Setting the scene

The pumping bass line is the first thing that greets you as walk down the steps to Dirty Martini, followed closely by an impressive oversized bar packed with bottles reaching for the ceiling. Two giant-sized chandeliers add drama to the centre of the room while twinkling fairylight-style spots soften the edges to create a warm, welcoming glow. Never mind the aesthetics though, let’s cut to the chase; the big draw here is the generous Happy Hour: from 5pm-10pm Monday to Thursday; 5pm-8pm Friday and Saturday and all day Sunday (!), when all martini-style drinks are priced at a recession-busting £4. No wonder the place is a hotspot for after work drinkers and pre-dinner crowds.

Inside Dirty Martini Covent Garden 

Down to business

The Signature at Dirty Martini couldn't have been anything but we were overjoyed that it was a Dirty Martini. Well, it should be shouldn’t it? They give you the choice between Ketel One vodka and Plymouth gin, both of which are given the same treatment: pressed Kalamata olives, fresh thyme and a few drops of Noilly Prat. I was pleasantly surprised when it arrived with a wreath of thyme crowning the olive in a dramatic, Julius Caesar-esque fashion. The balance is nicely judged and the unique garnish gains extra points (plus those Kalamata olives are pretty damned tasty)! The Martini, mixed with Bombay Sapphire, looks right and wrong at the same time. Right, because there’s an incredibly, beautifully cut piece of lemon peel, long, thinnish and very pointed. Wrong, because the glass and the drink just should look and feel colder. There’s a soft citrus aroma. And the taste feels a little like it wants something – as though it’s a little over diluted. The finish is more of the vermouth.

New York style exposed brick work at Dirty Martini

Recommended

The Breakfast Martini (Plymouth Gin shaken with Cointreau, fresh lemon and homemade orange marmalade): The vivid orange colour is a touch brighter than I'm used to and there’s a lovely flourish of orange peel adding depth and playfulness to the glass. It’s good and marmalade-y, imparting a delicious sweet and sour taste all at once while being warming on the palate. Also, the Park Lane Martini (Tangueray Gin, Apricot Brandy, Pomegranate Syrup, orange juice) doesn’t disappoint. It looks good – in a classic martini glass it has an inviting bloody orange colour with an invitingly creamy head. The taste is heavy on the apricot – like a grown-up jam, but surprisingly not too sweet. Full in the mouth and  up front with lots of flavour - this is a very nice drink.

And To Eat?

The emphasis at Dirty Martini Covent Garden is on standard sharing fare – potato wedges, spring rolls, king prawns, all at around a reasonable five or six quid, and sharing platters up to £14.95. They really did fill a much needed whole after all those Martinis and were tasty; very good complements to the drinks.

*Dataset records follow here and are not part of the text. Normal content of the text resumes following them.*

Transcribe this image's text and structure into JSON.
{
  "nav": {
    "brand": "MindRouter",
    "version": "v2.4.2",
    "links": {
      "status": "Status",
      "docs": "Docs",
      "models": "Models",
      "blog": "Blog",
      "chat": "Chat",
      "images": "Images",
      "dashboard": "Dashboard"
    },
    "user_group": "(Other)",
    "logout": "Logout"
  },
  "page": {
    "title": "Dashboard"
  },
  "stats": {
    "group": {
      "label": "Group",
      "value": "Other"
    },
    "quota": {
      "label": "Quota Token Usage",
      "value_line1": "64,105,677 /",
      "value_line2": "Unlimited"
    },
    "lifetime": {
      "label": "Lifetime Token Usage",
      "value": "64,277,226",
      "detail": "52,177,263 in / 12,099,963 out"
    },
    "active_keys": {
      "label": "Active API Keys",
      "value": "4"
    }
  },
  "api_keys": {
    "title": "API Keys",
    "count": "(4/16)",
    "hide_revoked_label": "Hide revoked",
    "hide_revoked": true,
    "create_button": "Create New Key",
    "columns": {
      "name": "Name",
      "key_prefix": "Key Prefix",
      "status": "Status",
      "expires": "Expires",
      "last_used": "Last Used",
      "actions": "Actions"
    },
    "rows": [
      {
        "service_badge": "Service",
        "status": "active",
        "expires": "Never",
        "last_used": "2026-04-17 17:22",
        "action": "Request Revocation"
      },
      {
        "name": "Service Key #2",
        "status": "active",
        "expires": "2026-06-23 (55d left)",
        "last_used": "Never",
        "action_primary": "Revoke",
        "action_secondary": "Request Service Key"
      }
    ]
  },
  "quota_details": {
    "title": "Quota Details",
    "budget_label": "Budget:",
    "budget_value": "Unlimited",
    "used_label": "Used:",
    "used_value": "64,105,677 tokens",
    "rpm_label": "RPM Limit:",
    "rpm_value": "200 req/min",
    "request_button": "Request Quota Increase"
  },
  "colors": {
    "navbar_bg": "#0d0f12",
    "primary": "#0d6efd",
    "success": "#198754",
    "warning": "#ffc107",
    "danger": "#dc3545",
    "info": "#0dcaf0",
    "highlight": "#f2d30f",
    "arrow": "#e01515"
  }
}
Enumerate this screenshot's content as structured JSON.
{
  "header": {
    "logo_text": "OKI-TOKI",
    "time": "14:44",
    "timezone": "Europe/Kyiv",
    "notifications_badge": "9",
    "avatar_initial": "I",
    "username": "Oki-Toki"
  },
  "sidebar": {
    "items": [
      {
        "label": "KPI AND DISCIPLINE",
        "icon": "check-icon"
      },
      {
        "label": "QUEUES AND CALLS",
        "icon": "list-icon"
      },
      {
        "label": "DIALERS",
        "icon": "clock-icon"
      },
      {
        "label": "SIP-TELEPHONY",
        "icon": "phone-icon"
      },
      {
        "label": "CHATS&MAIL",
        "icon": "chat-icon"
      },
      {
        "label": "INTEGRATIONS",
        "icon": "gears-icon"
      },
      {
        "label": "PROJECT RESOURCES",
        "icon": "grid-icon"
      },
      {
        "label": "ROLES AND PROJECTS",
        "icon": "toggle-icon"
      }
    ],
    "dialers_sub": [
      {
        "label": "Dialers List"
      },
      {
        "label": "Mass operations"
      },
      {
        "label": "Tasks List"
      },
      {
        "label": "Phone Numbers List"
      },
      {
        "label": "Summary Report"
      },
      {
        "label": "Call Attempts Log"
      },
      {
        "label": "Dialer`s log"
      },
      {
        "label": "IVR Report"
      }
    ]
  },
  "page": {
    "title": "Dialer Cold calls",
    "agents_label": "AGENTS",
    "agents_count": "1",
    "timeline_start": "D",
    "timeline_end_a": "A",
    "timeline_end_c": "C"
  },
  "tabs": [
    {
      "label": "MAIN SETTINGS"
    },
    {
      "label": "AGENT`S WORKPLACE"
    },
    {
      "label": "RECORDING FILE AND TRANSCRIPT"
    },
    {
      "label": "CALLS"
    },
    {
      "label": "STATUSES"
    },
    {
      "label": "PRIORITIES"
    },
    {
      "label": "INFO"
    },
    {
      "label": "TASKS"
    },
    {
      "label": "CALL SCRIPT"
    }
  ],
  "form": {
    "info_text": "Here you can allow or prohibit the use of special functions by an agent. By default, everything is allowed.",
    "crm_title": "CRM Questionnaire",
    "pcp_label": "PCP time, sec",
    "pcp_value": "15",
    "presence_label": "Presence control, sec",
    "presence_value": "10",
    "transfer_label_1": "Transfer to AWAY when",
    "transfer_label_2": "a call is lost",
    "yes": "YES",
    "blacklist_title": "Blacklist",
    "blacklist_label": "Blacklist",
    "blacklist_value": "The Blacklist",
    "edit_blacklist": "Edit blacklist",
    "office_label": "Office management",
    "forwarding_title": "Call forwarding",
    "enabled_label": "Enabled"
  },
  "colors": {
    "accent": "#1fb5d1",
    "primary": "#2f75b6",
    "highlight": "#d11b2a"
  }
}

Glitzy chandeleirs adorn the ceiling at Dirty Martini Covent Garden

Look Out For

“Dirty By Design” on Wednesdays. Choose your spirit, style, flavouring and mixer, then hey presto,  ”Design Your Own Cocktail”, at £4.75 each or £8 for two. Great idea and great fun! 

What’s The Damage?

Happy Hour aside, the prices are a very reasonable £7.75 to £8.50, including a few fizzy ones. The whole drinks menu falls into the Happily Affordable bracket, a rear occurence for a bar located bang in the heart of Covent Garden!

Summary

Dirty Martini aims to be a slice of New York in the heart of London. Normally, many bars fall short when they try to re-create the ambience and buzz of a New York bar but Dirty Martini surprised me and really did live up to their aim: There is a genuine buzz (due to the small size of the bar and the bass heavy music), the exposed brick contrasting with the decadent and glitzy decorations and most importantly the drinks really are good. Will they win any awards for creativity and inventiveness? No. But if you want well made cocktails in a genuinely cool place away from the tourist crowd in the heart of London then I recommend you descend the stairs into this New York basement.